Mona resta stupéfaite. Ce serait la première fois qu’ils ne se rendraient pas ensemble quelque part. Elle essaya d’imaginer Michaël au bras de Mona I, et ressentit une pointe de jalousie. Malgré toutes les cures de rajeunissement qu’elle suivait, elle savait qu’elle n’atteindrait jamais la beauté hors-normes de son sosie.
Un martèlement régulier lui fit comprendre que Michaël passait sa colère sur son tapis de course. Dépitée par l’attitude de son mari, Mona choisit de se rendre dans leur salle de réalité virtuelle. Elle s’installa confortablement dans le siège sensoriel et ajusta le masque sur son visage. Passant la visiothèque en revue, elle porta son choix sur Idylle à Hawaï. Pendant deux heures, elle serait l’héroïne d’une romance sous les cocotiers, et ne penserait plus à tous ses tracas.
Mais elle n’arrivait pas à s’abandonner aux baisers romantiques de Marco, le beau gosse d’Hawaï. Sa dispute avec Michaël tournait en boucle dans sa tête. Les mots de son mari avaient fait remonter le souvenir d’une publicité qu’elle avait reçue sur son interface. Des associations se créaient partout pour lutter contre l’usage abusif des clones. Le tract virtuel qu’elle avait consulté venait d’un groupement qui s’appelait STOP SOSIE. L’image lui avait sauté à la figure, la femme sur la photo lui ressemblait tellement qu’elle avait ressenti un grand choc.
Peut-être devrait-elle contacter cette association ? Elle essaya de s’imaginer sans ses clones, mais n’y parvint pas. Rageuse, elle arracha le masque de réalité virtuelle de son visage, se leva et se rendit d’un pas vif à la cuisine. Maria II lui avait préparé un petit en-cas au chocolat, et elle l’avala comme si sa vie en dépendait. Puis, un peu calmée, elle alla s’assoir devant son interface.
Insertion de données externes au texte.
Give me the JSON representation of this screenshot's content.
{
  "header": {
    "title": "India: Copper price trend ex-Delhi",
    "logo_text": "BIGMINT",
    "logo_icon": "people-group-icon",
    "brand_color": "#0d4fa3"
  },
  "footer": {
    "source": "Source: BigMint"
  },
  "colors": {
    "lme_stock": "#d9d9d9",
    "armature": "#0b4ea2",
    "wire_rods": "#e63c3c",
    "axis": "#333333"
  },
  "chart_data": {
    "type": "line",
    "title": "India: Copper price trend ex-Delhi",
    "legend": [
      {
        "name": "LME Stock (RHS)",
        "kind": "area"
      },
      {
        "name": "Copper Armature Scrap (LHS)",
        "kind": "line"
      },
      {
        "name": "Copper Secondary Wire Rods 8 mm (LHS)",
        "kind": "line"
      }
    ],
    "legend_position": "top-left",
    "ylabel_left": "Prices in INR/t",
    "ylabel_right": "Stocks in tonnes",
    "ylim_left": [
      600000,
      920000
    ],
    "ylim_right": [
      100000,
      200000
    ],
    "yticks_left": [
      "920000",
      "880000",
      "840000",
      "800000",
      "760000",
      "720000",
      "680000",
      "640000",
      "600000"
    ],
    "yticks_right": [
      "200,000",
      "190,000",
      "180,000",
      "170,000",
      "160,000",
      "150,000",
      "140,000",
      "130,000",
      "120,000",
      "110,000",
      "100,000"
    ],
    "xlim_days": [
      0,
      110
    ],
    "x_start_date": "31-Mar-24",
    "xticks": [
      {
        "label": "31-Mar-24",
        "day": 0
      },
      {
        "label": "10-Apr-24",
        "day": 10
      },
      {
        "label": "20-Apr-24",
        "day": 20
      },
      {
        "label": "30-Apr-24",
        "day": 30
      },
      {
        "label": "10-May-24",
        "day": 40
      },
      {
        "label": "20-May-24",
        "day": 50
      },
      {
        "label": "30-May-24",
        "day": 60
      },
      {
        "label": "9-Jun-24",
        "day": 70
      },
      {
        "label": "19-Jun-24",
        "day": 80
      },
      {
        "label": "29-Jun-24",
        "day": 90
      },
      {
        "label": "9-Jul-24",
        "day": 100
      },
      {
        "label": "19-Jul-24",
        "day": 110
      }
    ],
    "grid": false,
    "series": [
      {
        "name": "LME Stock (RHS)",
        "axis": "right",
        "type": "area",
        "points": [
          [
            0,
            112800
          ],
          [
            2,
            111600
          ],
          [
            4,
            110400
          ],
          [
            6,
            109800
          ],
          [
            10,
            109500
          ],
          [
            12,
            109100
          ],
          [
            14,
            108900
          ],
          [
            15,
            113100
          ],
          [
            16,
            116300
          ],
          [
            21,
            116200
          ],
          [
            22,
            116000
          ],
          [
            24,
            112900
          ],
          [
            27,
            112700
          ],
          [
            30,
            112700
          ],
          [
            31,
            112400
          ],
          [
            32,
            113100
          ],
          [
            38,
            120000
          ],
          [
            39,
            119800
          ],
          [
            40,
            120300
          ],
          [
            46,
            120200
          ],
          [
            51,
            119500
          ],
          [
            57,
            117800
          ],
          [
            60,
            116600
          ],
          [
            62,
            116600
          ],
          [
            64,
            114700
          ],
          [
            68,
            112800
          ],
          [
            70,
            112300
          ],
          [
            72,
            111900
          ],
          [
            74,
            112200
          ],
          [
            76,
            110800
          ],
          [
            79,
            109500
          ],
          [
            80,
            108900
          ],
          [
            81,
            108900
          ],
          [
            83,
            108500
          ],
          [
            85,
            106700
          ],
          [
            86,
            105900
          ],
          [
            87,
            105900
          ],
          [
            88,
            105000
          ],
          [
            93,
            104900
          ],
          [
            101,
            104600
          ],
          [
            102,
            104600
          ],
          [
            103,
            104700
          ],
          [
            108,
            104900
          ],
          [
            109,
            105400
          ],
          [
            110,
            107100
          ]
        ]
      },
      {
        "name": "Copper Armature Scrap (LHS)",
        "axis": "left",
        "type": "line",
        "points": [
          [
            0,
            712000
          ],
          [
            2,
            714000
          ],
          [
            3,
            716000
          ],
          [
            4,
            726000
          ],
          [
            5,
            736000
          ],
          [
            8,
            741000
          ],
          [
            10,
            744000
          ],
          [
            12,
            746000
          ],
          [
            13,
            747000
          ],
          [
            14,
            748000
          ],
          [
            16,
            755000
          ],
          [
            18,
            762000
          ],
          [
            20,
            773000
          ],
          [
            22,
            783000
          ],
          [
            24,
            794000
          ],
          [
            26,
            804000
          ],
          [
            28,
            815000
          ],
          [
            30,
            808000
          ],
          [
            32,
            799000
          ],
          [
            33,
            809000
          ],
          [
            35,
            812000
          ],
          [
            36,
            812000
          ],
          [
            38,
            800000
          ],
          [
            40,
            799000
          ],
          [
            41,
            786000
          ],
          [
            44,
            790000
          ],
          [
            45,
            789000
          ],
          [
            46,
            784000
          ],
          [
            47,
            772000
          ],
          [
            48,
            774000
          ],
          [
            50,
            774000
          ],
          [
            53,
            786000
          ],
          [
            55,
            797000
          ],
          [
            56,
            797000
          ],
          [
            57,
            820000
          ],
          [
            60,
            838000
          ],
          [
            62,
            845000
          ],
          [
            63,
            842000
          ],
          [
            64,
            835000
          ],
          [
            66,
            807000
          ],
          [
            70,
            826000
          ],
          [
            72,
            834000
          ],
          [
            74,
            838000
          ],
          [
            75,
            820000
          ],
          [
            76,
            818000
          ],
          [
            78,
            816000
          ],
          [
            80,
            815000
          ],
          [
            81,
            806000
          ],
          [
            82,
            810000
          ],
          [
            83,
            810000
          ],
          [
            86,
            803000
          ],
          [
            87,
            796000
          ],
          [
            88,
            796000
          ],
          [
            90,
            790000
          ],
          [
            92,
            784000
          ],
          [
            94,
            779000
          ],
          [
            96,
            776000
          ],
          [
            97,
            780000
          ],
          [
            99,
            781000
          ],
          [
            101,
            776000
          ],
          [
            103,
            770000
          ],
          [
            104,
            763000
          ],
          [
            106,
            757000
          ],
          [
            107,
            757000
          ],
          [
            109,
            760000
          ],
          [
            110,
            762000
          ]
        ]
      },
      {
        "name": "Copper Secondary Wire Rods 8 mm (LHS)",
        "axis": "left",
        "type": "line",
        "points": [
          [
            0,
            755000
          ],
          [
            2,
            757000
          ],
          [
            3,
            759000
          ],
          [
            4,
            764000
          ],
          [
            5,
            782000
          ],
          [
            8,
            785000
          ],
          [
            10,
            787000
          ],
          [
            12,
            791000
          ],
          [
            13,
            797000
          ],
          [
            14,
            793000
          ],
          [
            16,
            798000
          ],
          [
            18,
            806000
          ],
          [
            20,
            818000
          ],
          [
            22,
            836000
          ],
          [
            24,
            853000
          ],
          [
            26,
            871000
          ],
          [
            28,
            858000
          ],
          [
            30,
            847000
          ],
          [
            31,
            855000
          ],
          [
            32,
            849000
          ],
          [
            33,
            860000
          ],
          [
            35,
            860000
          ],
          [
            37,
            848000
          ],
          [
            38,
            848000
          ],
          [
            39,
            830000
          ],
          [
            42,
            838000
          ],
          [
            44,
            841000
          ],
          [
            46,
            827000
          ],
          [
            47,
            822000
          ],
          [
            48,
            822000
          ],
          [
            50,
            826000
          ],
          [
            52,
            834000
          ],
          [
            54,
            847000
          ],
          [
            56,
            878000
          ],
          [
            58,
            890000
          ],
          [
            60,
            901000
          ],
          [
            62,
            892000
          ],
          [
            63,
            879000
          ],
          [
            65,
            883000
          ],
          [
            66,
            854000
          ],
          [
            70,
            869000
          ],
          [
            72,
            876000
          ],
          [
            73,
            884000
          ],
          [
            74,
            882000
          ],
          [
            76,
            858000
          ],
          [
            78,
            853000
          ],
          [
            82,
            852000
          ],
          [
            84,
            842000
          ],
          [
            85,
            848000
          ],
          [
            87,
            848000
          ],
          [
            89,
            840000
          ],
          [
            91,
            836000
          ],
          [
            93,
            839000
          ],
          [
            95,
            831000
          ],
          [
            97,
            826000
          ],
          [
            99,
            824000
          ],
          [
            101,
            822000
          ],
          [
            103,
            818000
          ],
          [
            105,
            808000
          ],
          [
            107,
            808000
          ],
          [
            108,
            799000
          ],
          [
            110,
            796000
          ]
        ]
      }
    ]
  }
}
Elle hésita longuement avant d’ouvrir le tract de STOP SOSIE. Elle avait peur de finir par se ranger aux arguments des militants qui prônaient le retour à la vraie vie. Leurs raisonnements étaient redoutables et convaincants. L’humanité courait à sa perte, et la société ne fonctionnait plus que grâce aux clones. Mona se sentait faiblir, peut-être leur bonheur n’était-il finalement qu’une façade ?
Cette pensée lui fit horreur. Elle effaça le tract d’un mouvement bref sur l’écran tactile. La publicité suivante s’afficha automatiquement. Sous la photo d’une poitrine splendide, un slogan clignotait : Donnez le sein pour la première fois de votre vie ! Les implants étaient hors de prix, mais Mona ne pouvait détacher ses yeux de l’image animée du nourrisson qui tétait vigoureusement un sein gonflé. Comment avait-elle fait pour vivre sans cette expérience jusqu’à maintenant ? Les yeux remplis de désir, Mona approcha son doigt de l’écran tactile, et doucement, cliqua sur le bouton COMMANDER.